Ein weites Feld, ein paar Büsche, Bäume, Felsen – die ganz normale Landschaft auf der Osterinsel.
Nach ca. 5-10 Minuten Fußweg waren wir dann jedoch am Ziel, im Boden tat sich ein Loch auf. Über eine improvisierte Treppe konnten wir hinabsteigen.

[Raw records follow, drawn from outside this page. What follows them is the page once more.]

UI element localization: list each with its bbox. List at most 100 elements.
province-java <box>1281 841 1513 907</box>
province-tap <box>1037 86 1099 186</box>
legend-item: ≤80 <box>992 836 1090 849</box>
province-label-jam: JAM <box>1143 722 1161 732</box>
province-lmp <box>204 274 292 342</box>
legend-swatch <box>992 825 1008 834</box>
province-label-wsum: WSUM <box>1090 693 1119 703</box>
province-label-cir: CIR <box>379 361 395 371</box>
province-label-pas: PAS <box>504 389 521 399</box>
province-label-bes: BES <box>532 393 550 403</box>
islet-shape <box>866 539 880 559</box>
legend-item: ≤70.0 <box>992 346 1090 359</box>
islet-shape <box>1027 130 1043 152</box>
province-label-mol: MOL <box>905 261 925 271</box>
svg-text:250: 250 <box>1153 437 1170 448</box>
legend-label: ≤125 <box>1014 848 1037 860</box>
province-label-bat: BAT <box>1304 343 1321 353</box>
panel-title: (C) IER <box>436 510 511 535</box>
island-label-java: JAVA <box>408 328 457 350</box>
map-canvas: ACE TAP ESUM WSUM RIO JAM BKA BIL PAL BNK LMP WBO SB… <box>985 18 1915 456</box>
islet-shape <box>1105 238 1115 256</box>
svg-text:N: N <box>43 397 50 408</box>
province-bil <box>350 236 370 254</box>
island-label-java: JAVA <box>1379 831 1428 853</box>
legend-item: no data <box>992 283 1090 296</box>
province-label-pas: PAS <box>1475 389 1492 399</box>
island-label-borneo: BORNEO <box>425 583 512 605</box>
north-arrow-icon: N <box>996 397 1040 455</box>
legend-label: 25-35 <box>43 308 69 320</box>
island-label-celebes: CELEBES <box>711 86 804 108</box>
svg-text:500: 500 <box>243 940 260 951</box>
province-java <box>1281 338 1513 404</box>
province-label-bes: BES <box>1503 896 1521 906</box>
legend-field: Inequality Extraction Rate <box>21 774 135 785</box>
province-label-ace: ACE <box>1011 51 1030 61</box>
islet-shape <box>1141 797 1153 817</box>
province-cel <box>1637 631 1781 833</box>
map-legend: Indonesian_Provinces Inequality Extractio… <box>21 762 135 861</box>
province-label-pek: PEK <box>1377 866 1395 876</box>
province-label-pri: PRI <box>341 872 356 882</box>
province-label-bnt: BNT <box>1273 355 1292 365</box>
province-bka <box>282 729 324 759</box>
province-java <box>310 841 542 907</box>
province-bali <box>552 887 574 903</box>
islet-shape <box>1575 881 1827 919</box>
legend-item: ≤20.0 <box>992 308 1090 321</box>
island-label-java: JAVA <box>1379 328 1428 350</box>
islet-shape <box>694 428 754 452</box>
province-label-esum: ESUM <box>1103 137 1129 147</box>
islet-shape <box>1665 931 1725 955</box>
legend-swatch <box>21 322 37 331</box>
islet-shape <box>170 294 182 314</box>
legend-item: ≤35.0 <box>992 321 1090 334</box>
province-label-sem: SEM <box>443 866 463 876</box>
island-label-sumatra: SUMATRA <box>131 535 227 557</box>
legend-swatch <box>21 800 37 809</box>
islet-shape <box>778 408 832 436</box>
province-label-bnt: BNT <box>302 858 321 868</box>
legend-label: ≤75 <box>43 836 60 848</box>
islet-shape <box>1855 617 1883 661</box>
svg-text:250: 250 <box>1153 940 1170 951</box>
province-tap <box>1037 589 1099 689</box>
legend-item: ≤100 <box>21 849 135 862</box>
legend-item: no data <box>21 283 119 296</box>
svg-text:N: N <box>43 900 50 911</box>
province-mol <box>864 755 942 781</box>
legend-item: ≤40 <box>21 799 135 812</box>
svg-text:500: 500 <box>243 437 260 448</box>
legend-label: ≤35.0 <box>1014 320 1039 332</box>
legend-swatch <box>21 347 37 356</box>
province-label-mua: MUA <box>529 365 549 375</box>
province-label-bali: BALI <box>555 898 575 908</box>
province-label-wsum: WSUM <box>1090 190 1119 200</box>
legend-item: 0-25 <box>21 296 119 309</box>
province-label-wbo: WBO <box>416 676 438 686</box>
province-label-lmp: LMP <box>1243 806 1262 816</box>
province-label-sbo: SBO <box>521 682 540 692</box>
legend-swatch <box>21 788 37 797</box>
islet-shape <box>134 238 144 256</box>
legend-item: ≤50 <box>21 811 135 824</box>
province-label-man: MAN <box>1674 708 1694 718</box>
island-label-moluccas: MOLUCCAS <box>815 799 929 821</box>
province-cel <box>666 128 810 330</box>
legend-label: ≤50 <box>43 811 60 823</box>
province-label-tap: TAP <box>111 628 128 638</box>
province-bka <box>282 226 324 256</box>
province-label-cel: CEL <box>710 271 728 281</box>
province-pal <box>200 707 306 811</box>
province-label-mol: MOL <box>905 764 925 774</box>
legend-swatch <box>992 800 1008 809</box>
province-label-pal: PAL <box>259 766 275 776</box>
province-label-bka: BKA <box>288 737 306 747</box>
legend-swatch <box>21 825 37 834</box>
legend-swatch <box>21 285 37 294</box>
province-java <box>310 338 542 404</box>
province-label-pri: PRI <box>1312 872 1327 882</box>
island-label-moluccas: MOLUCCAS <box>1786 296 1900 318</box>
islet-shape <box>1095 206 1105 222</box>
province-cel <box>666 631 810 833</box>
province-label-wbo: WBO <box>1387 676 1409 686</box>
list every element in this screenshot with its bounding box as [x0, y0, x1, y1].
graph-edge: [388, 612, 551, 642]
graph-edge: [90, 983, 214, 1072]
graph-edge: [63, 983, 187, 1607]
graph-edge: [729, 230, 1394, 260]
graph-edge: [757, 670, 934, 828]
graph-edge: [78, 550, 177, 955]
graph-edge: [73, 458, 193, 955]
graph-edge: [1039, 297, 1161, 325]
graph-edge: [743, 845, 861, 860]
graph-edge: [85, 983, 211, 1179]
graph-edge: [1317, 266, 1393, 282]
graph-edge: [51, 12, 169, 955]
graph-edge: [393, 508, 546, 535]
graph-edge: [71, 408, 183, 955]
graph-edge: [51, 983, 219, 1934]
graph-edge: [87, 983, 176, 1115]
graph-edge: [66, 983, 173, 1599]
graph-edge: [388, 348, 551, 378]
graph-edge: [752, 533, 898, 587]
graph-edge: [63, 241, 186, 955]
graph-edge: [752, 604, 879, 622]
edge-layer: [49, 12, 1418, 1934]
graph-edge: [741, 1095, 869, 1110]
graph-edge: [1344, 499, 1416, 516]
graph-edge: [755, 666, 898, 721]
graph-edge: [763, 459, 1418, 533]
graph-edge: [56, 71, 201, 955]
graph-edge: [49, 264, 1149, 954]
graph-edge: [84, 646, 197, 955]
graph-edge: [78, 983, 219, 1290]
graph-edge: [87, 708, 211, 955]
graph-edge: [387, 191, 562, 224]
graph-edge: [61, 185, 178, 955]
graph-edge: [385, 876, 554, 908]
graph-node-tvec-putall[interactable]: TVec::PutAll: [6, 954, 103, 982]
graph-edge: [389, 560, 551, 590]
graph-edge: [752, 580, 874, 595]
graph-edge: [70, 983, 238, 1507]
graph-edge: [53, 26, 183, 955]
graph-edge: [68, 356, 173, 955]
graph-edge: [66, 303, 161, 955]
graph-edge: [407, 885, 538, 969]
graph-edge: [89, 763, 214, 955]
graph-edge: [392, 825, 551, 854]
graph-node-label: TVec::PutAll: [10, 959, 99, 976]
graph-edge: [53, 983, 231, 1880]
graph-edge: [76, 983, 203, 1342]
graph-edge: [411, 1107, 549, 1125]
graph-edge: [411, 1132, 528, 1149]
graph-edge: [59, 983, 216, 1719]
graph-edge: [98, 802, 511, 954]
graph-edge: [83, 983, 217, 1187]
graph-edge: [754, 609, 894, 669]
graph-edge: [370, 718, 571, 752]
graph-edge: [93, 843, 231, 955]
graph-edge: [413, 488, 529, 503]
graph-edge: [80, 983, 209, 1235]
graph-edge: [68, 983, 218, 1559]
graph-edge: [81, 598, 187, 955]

Die Höhle ist ein Lava-Röhre, die bei einem der vergangenen Vulkanausbrüchen entstanden ist. Entsprechend zieht sie sich auch unterirdisch auf etwas verworrenen Bahnen durch die Landschaft, meist relativ dicht unter der Oberfläche. Entsprechend ist die Höhle auch oft nach oben offen, durch den vulkanischen Ursprung wiederum scheint der Boden recht fruchtbar zu sein, in den Öffnungen wachsen regelmäßig Palmen und andere Pflanzen.
Auch diese Höhlen haben einen Bezug zum Bürgerkrieg, der auf der Insel herrschte – hier haben sich Menschen versteckt, um Angriffen zu entgehen, um sich in Sicherheit zu bringen.